Melhor corpo do mundo

Campeã de judô, Maria Suelen Altheman se escancara: "Meu corpo é o melhor do mundo: me dá medalhas"

JR Duran (fotos) e Talyta Vespa (texto) Colaboração especial para UOL, em São Paulo JR Duran/UOL

A dieta da judoca Maria Suelen Altheman, 32, teve de ser reorganizada devido à pandemia de coronavírus. O motivo, ela conta, foi a necessidade de manter, mesmo sem treinos, seu peso ideal para as competições na categoria pesado: 114 kg.
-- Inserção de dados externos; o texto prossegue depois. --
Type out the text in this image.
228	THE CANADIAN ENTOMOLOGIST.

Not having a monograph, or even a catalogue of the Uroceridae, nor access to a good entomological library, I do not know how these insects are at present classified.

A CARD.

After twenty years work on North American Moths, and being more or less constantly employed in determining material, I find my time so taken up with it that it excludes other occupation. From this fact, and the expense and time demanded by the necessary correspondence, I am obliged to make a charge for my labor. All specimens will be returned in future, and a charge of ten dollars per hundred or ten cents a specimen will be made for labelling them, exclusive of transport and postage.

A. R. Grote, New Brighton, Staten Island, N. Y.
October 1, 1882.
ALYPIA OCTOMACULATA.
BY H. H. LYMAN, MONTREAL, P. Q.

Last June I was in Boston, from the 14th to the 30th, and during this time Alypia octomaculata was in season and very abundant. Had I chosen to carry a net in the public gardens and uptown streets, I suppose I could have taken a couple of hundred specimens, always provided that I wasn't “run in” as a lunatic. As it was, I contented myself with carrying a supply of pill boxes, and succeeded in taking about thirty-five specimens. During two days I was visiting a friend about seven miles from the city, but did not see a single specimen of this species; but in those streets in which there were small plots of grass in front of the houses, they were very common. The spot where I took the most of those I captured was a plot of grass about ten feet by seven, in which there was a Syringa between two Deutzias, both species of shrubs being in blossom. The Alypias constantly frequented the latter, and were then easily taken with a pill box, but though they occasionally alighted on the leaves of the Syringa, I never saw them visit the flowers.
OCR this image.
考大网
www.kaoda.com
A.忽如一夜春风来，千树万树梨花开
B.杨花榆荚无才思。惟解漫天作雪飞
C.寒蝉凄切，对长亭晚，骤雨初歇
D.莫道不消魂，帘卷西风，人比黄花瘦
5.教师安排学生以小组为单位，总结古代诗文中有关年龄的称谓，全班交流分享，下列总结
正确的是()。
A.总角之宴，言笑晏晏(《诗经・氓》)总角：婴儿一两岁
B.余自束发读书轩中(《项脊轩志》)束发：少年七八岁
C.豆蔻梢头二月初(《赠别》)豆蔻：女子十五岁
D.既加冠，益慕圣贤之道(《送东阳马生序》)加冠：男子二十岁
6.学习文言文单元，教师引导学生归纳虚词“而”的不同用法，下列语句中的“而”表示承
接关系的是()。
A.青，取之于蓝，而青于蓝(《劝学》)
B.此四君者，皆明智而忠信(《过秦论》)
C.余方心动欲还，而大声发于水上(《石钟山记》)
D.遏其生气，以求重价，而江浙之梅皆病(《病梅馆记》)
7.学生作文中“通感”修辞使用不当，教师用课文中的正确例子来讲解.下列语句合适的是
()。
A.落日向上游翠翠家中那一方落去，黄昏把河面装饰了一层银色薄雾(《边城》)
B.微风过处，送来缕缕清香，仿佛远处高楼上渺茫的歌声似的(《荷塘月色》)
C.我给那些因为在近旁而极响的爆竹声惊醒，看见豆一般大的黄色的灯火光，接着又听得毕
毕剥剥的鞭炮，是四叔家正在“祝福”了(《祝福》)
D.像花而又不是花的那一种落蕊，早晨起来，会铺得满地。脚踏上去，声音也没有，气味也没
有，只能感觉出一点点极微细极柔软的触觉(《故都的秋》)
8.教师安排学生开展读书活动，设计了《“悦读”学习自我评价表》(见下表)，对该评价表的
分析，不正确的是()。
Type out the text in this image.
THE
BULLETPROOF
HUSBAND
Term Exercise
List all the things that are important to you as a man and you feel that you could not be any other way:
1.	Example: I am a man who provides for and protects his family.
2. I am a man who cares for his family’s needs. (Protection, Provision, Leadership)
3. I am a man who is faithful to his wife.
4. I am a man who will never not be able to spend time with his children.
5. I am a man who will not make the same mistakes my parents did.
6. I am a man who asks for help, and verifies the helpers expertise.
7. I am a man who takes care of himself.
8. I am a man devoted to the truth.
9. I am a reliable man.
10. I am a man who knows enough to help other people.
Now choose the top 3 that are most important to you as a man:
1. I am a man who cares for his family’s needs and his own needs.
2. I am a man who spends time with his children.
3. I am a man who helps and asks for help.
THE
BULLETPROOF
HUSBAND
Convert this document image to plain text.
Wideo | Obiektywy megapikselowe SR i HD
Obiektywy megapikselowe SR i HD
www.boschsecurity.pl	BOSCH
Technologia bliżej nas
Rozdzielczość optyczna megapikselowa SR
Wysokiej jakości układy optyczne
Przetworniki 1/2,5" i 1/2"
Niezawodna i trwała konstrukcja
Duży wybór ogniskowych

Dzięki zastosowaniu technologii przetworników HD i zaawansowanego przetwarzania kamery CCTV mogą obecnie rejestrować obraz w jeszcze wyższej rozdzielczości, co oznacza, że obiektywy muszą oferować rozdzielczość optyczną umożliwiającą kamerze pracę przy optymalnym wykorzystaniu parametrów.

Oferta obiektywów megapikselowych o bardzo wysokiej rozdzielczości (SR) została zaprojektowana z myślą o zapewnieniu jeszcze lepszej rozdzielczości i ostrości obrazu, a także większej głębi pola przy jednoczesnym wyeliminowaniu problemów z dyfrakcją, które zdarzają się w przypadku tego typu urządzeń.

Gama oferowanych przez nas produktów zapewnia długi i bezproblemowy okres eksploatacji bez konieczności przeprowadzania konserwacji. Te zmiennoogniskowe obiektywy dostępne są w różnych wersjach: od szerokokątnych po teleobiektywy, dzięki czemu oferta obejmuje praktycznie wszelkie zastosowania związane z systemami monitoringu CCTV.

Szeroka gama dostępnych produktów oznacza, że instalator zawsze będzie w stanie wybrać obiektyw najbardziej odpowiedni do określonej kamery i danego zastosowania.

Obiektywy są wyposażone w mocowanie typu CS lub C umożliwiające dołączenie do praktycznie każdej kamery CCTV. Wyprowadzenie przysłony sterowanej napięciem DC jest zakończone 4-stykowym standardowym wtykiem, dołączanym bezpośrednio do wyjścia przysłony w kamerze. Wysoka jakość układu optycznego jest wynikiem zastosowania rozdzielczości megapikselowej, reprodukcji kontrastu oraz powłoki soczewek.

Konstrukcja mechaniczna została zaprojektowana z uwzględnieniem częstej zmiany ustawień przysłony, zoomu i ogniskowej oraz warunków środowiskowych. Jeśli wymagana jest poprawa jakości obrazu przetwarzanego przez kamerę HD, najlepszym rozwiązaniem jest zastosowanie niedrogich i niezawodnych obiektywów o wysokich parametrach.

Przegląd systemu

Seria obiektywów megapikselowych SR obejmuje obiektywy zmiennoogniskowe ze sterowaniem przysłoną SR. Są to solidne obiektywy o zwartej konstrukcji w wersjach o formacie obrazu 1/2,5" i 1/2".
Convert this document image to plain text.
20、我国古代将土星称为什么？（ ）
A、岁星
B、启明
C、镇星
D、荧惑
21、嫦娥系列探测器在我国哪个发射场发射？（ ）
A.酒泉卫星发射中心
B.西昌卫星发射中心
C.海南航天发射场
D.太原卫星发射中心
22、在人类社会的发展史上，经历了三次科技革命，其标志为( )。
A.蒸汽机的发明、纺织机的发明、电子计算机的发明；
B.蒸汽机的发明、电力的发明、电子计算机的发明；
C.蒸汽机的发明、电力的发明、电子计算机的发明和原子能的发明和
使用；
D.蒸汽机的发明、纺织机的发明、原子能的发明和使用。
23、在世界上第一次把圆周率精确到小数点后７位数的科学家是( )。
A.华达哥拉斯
Apesar de ter improvisado um tatame em casa, Suelen reduziu drasticamente a intensidade dos treinamentos. E ela não poderia aumentar ou diminuir seu peso por causa das duas cirurgias que teve no joelho.

Na categoria em que Suelen compete, não há limite máximo de peso para lutar. E isso casa muito bem com a maneira de pensar da judoca. "Sempre fui muito bem resolvida com meu corpo. A genética da minha família não me permite ser magra e eu nunca quis atingir esse padrão", conta.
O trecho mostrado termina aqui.